Speech Detection, Classification, and Processing for Improved Automatic Speech Recognition in Multiparty Meetings
Kofi Agyeman Boakye and Nelson Morgan
The recognition of speech in multiparty meetings presents a number of challenges owing to the complexity of the domain. The present research paradigm essentially involves two major subtasks based on the sensors used to collect the audio data: individual microphones (headset or lapel) worn by the meeting participants and distant microphones (tabletop or array) placed in varying locations within the meeting room. Each of these subtasks, in turn, has its own particular challenges in terms of acoustic phenomena which adversely affect recognition performance.
In the case of the individual microphones, crosstalk speech is often the primary source of errors (manifested as high insertion error rates) and as such the segmentation of local speech is of critical importance. This project seeks to investigate the effectiveness of various acoustically-derived features for use in a Hidden Markov Model (HMM) based local speech segmenter, focusing on cross-channel features (i.e., features derived from multiple individual channel signals) because of the nature of the crosstalk phenomenon.

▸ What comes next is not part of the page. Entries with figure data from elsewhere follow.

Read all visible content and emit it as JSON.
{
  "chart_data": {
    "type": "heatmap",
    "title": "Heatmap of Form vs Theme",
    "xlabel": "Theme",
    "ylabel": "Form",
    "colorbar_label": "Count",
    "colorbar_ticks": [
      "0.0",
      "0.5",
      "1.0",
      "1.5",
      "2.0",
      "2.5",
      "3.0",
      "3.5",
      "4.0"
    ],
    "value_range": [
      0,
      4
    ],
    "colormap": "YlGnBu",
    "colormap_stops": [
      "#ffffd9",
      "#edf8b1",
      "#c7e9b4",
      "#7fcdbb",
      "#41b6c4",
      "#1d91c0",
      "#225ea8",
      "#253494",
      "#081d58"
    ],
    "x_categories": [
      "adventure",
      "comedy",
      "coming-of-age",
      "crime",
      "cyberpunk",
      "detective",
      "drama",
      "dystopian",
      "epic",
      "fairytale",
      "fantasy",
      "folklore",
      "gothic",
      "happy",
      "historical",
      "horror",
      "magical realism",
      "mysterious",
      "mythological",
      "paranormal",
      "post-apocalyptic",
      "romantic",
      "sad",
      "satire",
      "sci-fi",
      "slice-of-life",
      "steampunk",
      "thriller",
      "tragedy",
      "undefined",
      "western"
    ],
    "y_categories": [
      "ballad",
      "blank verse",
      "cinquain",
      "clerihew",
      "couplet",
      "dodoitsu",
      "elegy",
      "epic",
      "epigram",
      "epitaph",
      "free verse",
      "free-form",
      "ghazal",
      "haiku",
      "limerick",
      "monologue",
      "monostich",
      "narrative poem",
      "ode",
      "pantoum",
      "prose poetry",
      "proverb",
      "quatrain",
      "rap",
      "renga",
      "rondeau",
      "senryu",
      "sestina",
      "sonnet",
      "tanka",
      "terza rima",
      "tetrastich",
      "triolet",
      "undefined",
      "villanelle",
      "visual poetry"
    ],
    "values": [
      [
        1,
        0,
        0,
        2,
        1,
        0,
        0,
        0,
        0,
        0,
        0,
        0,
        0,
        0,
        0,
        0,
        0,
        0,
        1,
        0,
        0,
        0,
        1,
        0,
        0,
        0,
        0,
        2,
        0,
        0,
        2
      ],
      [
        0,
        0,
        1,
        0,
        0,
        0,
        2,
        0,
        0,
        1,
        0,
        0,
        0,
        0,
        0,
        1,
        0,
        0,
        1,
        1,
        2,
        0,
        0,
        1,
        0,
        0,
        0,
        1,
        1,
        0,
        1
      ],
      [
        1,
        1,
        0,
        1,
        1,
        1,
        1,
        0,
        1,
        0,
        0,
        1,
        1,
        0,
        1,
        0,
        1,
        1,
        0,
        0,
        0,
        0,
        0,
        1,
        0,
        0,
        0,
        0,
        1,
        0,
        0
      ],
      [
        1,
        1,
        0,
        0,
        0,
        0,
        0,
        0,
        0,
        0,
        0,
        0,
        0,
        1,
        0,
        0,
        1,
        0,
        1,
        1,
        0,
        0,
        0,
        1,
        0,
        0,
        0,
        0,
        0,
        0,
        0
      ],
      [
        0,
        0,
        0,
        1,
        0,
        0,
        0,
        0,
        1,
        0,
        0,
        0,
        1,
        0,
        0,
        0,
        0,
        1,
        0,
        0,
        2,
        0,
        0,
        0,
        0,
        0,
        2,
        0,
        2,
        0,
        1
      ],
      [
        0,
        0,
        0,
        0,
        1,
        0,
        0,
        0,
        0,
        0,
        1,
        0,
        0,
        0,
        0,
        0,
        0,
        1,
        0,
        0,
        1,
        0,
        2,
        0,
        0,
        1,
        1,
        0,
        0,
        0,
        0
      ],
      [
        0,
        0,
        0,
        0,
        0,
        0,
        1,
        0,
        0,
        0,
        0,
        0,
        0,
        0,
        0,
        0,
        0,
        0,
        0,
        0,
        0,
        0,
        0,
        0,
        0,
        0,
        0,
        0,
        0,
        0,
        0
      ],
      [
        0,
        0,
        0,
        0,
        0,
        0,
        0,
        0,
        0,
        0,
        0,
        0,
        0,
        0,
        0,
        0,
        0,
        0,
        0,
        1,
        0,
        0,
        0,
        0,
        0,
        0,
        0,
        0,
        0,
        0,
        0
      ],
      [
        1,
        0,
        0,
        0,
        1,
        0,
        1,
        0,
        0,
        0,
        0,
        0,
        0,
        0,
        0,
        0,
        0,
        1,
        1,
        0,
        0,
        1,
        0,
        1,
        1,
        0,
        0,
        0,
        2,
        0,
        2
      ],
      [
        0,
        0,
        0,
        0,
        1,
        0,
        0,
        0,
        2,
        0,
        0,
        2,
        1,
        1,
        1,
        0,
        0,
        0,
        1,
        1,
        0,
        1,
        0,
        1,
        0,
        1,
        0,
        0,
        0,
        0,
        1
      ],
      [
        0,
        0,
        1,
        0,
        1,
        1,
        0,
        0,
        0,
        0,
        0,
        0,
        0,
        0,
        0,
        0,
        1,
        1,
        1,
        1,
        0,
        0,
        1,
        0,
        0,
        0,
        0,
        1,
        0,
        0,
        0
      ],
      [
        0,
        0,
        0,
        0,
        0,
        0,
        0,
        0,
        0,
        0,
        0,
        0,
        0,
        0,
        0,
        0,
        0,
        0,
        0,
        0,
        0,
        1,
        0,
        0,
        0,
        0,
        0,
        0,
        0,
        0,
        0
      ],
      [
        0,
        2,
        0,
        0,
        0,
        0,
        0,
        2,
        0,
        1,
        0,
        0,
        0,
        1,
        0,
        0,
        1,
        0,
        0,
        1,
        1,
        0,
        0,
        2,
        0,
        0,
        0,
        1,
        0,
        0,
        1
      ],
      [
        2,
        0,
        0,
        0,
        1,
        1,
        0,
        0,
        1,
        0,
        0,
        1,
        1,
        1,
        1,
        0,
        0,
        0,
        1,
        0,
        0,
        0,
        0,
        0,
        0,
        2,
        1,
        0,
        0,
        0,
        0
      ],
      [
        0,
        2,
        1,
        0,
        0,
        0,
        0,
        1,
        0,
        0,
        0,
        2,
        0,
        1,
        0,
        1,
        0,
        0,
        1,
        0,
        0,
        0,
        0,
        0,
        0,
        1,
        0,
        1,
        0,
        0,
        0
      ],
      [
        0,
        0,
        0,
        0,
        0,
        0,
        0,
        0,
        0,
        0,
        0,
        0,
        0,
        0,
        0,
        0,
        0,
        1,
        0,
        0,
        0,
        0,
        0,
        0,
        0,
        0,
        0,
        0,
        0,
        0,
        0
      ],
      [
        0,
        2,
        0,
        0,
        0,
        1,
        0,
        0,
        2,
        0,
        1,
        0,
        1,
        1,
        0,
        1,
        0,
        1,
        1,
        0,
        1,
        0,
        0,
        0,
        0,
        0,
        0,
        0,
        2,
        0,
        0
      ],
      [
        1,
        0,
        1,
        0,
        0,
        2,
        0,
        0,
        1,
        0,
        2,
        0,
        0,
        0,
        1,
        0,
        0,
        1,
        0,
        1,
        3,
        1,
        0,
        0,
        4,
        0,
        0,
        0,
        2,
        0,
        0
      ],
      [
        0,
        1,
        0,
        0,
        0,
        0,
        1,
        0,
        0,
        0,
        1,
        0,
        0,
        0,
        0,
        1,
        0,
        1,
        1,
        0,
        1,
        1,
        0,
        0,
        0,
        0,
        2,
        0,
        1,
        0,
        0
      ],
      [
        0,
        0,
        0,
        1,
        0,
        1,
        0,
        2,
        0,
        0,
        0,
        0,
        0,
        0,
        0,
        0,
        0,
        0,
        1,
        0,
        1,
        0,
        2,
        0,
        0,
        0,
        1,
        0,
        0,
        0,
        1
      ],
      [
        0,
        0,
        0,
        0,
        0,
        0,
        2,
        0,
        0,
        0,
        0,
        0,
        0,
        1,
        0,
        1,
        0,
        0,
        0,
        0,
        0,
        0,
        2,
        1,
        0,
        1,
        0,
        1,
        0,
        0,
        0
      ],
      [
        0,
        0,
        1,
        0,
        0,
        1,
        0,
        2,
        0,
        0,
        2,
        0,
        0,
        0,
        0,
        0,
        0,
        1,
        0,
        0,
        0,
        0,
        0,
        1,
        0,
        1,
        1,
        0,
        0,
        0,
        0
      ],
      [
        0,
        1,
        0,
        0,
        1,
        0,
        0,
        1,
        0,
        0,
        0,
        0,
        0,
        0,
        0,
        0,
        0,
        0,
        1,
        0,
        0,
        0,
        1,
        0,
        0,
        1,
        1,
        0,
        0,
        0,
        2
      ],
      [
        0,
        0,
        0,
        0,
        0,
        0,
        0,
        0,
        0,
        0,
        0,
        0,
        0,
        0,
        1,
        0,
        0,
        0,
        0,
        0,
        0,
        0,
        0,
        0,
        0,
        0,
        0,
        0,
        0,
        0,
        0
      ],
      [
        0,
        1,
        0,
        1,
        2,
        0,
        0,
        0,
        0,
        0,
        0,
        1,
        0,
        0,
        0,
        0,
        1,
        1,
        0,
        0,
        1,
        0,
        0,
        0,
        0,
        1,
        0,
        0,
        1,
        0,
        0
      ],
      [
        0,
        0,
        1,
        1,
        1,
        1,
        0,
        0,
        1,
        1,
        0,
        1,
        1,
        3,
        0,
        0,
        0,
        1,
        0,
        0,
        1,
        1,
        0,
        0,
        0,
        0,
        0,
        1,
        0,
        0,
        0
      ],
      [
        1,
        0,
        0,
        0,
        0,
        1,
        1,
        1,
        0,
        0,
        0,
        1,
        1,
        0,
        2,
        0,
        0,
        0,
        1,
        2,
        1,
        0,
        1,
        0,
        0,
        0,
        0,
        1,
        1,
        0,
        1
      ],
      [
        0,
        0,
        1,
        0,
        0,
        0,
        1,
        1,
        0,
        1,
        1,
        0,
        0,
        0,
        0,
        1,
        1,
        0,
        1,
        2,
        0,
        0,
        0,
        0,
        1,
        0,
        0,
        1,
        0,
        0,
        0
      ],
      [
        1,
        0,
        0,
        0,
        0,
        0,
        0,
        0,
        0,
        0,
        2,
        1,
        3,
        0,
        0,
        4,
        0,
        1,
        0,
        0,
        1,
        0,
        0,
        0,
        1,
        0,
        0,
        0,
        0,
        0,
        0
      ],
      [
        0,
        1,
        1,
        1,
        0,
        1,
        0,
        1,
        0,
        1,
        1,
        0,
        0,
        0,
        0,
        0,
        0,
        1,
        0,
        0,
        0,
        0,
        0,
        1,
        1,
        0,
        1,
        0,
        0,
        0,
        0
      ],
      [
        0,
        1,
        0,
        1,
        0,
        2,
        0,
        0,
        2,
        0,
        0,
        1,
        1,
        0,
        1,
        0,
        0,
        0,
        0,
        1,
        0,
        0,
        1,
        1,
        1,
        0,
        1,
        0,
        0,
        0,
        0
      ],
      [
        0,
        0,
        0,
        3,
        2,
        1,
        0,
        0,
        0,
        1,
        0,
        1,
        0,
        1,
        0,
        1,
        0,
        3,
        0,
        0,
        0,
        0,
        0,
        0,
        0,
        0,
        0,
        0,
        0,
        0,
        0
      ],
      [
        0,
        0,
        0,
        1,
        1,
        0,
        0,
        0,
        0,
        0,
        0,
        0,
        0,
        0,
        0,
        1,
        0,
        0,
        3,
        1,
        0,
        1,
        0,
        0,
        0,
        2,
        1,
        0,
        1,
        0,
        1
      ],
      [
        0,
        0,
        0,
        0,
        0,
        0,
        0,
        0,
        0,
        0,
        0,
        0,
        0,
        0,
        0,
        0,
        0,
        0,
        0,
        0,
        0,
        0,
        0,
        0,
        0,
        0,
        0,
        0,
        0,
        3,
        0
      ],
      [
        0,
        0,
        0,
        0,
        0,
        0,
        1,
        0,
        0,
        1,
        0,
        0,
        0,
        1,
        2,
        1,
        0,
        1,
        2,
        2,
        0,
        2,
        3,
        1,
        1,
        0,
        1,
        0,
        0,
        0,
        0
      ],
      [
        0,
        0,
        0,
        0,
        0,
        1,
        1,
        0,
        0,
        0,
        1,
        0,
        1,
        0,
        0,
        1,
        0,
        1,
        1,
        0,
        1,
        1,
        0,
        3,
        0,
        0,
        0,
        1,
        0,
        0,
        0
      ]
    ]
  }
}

For the distant microphones, it is overlapped speech between participants that generates a significant number of recognition errors. Unlike crosstalk, this speech cannot simply be excluded, but rather requires additional processing to improve recognition performance. The project here, too, seeks to investigate features for segmentation, though for overlaps in this case. In addition, processing techniques to improve recognition accuracy in these overlap regions (e.g., binary masking, harmonic magnitude enhancement) are under study.